The conflict between the Dinka and Mundari tribes has already cost more than 40 lives and has displaced 24,000 civilians. All over South Sudan similar tribal conflicts broke out this year, mostly over contested grazing grounds and cattle. The conflicts pit farmers and cattle farmers against each other, but also follow tribal and clan lines.
"The conflict is politically motivated," said John Lado, a civil servant in Gemmeiza. "Where else do the fighters get their bullets? They don't just steal cattle; they also target government buildings. We saw an officer distribute bullets, and a local garrison commander joined in the looting, carrying off a refrigerator."
Destabilising the south
Clement Wani Kongo is the governor of the state of Central Equatoria. He blames the dinkas, "who are trying to take over part of my state." The Dinka are the largest tribe in the area and they are well represented in the autonomous government of South Sudan. "There has always been tribal conflict, but now entire villages are being burnt to the ground and women are being killed. The government is wrong not to act," Wani Kongo said.

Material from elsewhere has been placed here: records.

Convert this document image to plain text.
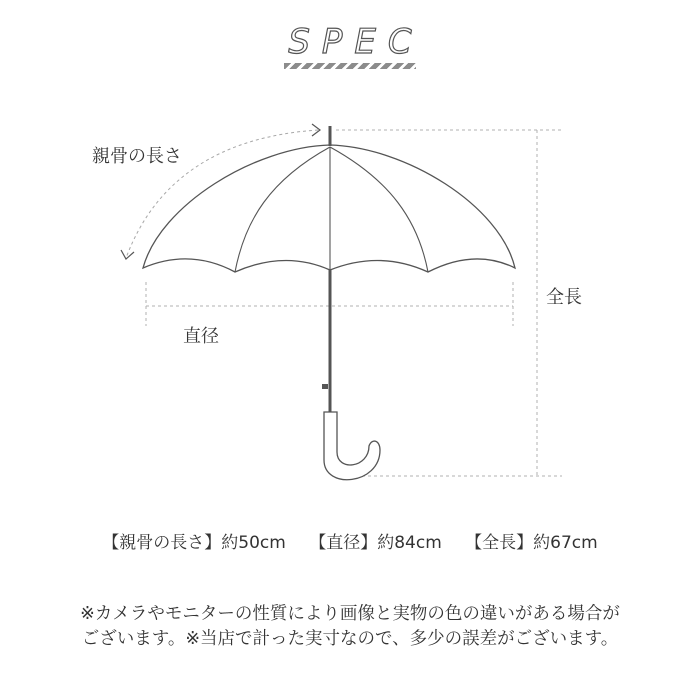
SPEC
親骨の長さ
直径
全長
【親骨の長さ】約50cm 【直径】約84cm 【全長】約67cm
※カメラやモニターの性質により画像と実物の色の違いがある場合が
ございます。※当店で計った実寸なので、多少の誤差がございます。
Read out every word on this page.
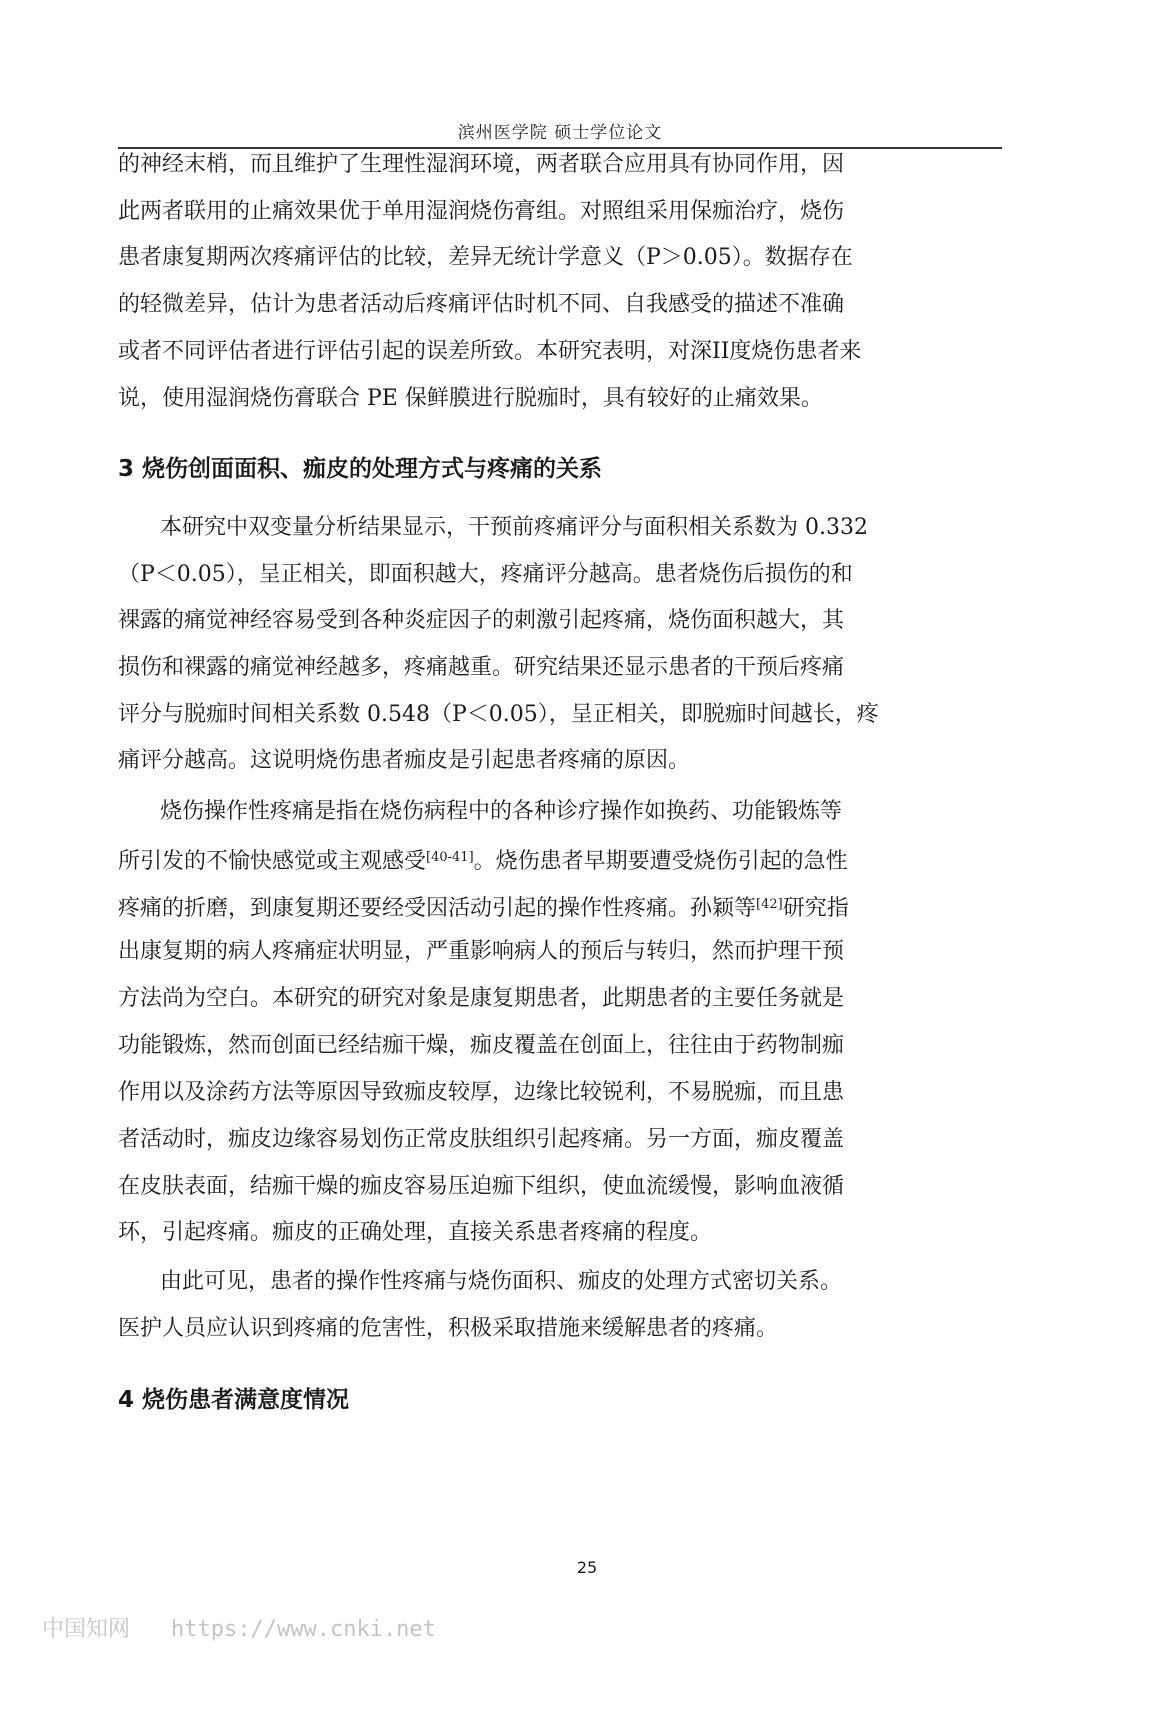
滨州医学院 硕士学位论文
的神经末梢，而且维护了生理性湿润环境，两者联合应用具有协同作用，因
此两者联用的止痛效果优于单用湿润烧伤膏组。对照组采用保痂治疗，烧伤
患者康复期两次疼痛评估的比较，差异无统计学意义（P＞0.05）。数据存在
的轻微差异，估计为患者活动后疼痛评估时机不同、自我感受的描述不准确
或者不同评估者进行评估引起的误差所致。本研究表明，对深II度烧伤患者来
说，使用湿润烧伤膏联合 PE 保鲜膜进行脱痂时，具有较好的止痛效果。
3 烧伤创面面积、痂皮的处理方式与疼痛的关系
本研究中双变量分析结果显示，干预前疼痛评分与面积相关系数为 0.332
（P＜0.05），呈正相关，即面积越大，疼痛评分越高。患者烧伤后损伤的和
裸露的痛觉神经容易受到各种炎症因子的刺激引起疼痛，烧伤面积越大，其
损伤和裸露的痛觉神经越多，疼痛越重。研究结果还显示患者的干预后疼痛
评分与脱痂时间相关系数 0.548（P＜0.05），呈正相关，即脱痂时间越长，疼
痛评分越高。这说明烧伤患者痂皮是引起患者疼痛的原因。
烧伤操作性疼痛是指在烧伤病程中的各种诊疗操作如换药、功能锻炼等
所引发的不愉快感觉或主观感受[40-41]。烧伤患者早期要遭受烧伤引起的急性
疼痛的折磨，到康复期还要经受因活动引起的操作性疼痛。孙颖等[42]研究指
出康复期的病人疼痛症状明显，严重影响病人的预后与转归，然而护理干预
方法尚为空白。本研究的研究对象是康复期患者，此期患者的主要任务就是
功能锻炼，然而创面已经结痂干燥，痂皮覆盖在创面上，往往由于药物制痂
作用以及涂药方法等原因导致痂皮较厚，边缘比较锐利，不易脱痂，而且患
者活动时，痂皮边缘容易划伤正常皮肤组织引起疼痛。另一方面，痂皮覆盖
在皮肤表面，结痂干燥的痂皮容易压迫痂下组织，使血流缓慢，影响血液循
环，引起疼痛。痂皮的正确处理，直接关系患者疼痛的程度。
由此可见，患者的操作性疼痛与烧伤面积、痂皮的处理方式密切关系。
医护人员应认识到疼痛的危害性，积极采取措施来缓解患者的疼痛。
4 烧伤患者满意度情况
25
中国知网 https://www.cnki.net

Who is the enemy? From 1955 until 2005 the black Africans of South Sudan have intermittently fought the Arabised north. "The Arabs from the north" are routinely blamed for everything that goes wrong in the south, and this time is no exception. Many South Sudanese point the finger at the Sudanese capital Khartoum, saying it is once more trying to destabilise the south. Sudanese president Salva Kirr recently blamed unnamed "politicians" for inciting violence in the south.
But Salva Kirr probably didn't have the north in mind. "When Kirr talks about destabilisation he means southern politicians," said the head of a UN organisation in Juba. "He means vice-president Riek Machar, militia leaders Gabriel Tanginya and Paulino Matib, the renegade politician Lam Akol and many others."

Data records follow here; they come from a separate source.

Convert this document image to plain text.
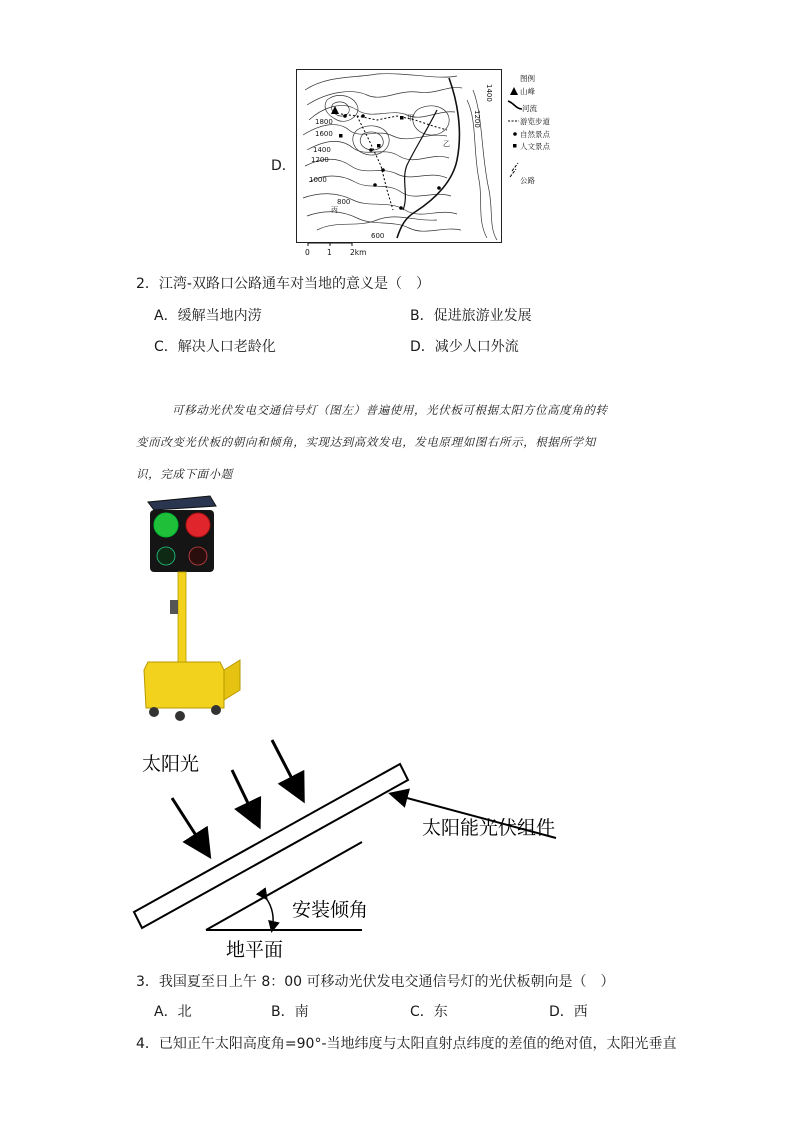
D．
1800
1600
1400
1200
1000
800
600
1200
1400
甲
丙
乙
图例
山峰
河流
游览步道
自然景点
人文景点
公路
0 1 2km
2．江湾-双路口公路通车对当地的意义是（　）
A．缓解当地内涝	B．促进旅游业发展
C．解决人口老龄化	D．减少人口外流
可移动光伏发电交通信号灯（图左）普遍使用，光伏板可根据太阳方位高度角的转
变而改变光伏板的朝向和倾角，实现达到高效发电，发电原理如图右所示，根据所学知
识，完成下面小题
太阳光
太阳能光伏组件
安装倾角
地平面
3．我国夏至日上午 8：00 可移动光伏发电交通信号灯的光伏板朝向是（　）
A．北	B．南	C．东	D．西
4．已知正午太阳高度角=90°-当地纬度与太阳直射点纬度的差值的绝对值，太阳光垂直
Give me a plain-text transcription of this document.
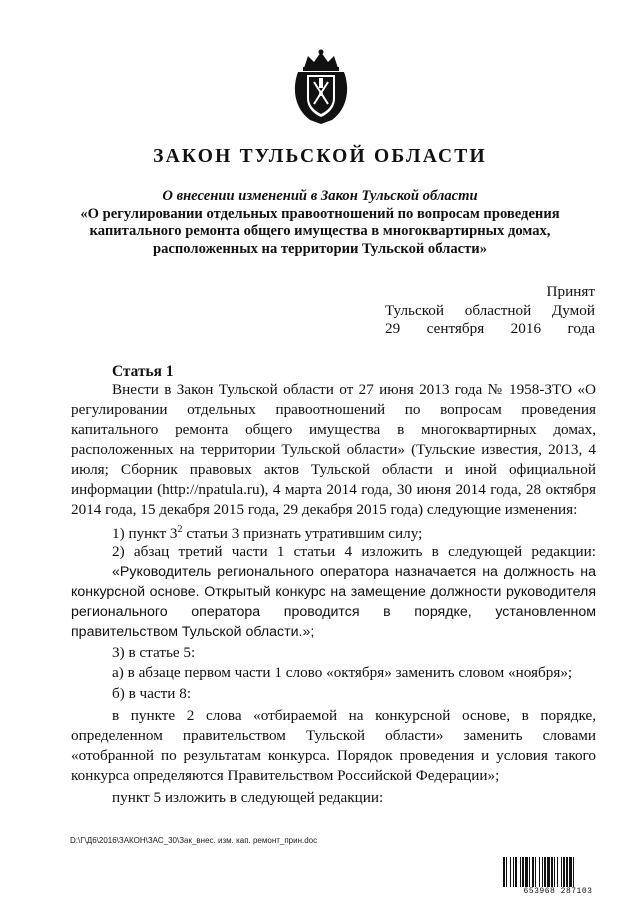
ЗАКОН ТУЛЬСКОЙ ОБЛАСТИ
О внесении изменений в Закон Тульской области
«О регулировании отдельных правоотношений по вопросам проведения
капитального ремонта общего имущества в многоквартирных домах,
расположенных на территории Тульской области»
Принят
Тульской областной Думой
29 сентября 2016 года
Статья 1
Внести в Закон Тульской области от 27 июня 2013 года № 1958-ЗТО «О регулировании отдельных правоотношений по вопросам проведения капитального ремонта общего имущества в многоквартирных домах, расположенных на территории Тульской области» (Тульские известия, 2013, 4 июля; Сборник правовых актов Тульской области и иной официальной информации (http://npatula.ru), 4 марта 2014 года, 30 июня 2014 года, 28 октября 2014 года, 15 декабря 2015 года, 29 декабря 2015 года) следующие изменения:
1) пункт $3^2$ статьи 3 признать утратившим силу;
2) абзац третий части 1 статьи 4 изложить в следующей редакции:
«Руководитель регионального оператора назначается на должность на конкурсной основе. Открытый конкурс на замещение должности руководителя регионального оператора проводится в порядке, установленном правительством Тульской области.»;
3) в статье 5:
а) в абзаце первом части 1 слово «октября» заменить словом «ноября»;
б) в части 8:
в пункте 2 слова «отбираемой на конкурсной основе, в порядке, определенном правительством Тульской области» заменить словами «отобранной по результатам конкурса. Порядок проведения и условия такого конкурса определяются Правительством Российской Федерации»;
пункт 5 изложить в следующей редакции:
D:\Г\Д6\2016\ЗАКОН\ЗАС_30\Зак_внес. изм. кап. ремонт_прин.doc
653968 287103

All these southern leaders have in common that, at one point or other during the 1983-2005 war, they collaborated with the northern government forces against the Sudanese People's Liberation Army (SPLA), the former southern rebel group that is now in charge in Juba. "Their soldiers were never fully integrated in either the northern or the southern armies; they still take orders from their former leaders during the war," said the UN official.
Elections, referendum coming up
The recent troubles in the south started when world oil prices collapsed at the beginning of 2009. The government in Juba, which is almost entirely dependent on oil, suddenly saw its revenue drop by 40 percent. Civil servants and soldiers went without pay. "Only the former SPLA guerillas in the army managed to get paid through their old connections," said the UN official. "That led to frictions inside the army which spread to the general population."
South Sudan is on the threshold of historic events. In four months time the first free elections ever will be held, followed by a referendum about independence from Khartoum.
"The upcoming elections are causing friction among the politicians and inciting conflict among the population," said government minister Peter Adwok Nyaba.
Nyaba laid the final responsibility at the feet of the South Sudanese government: "The government has failed to solve the ongoing conflicts, and the north is using that situation to its advantage. Under these circumstances, independence for the south will be meaningless."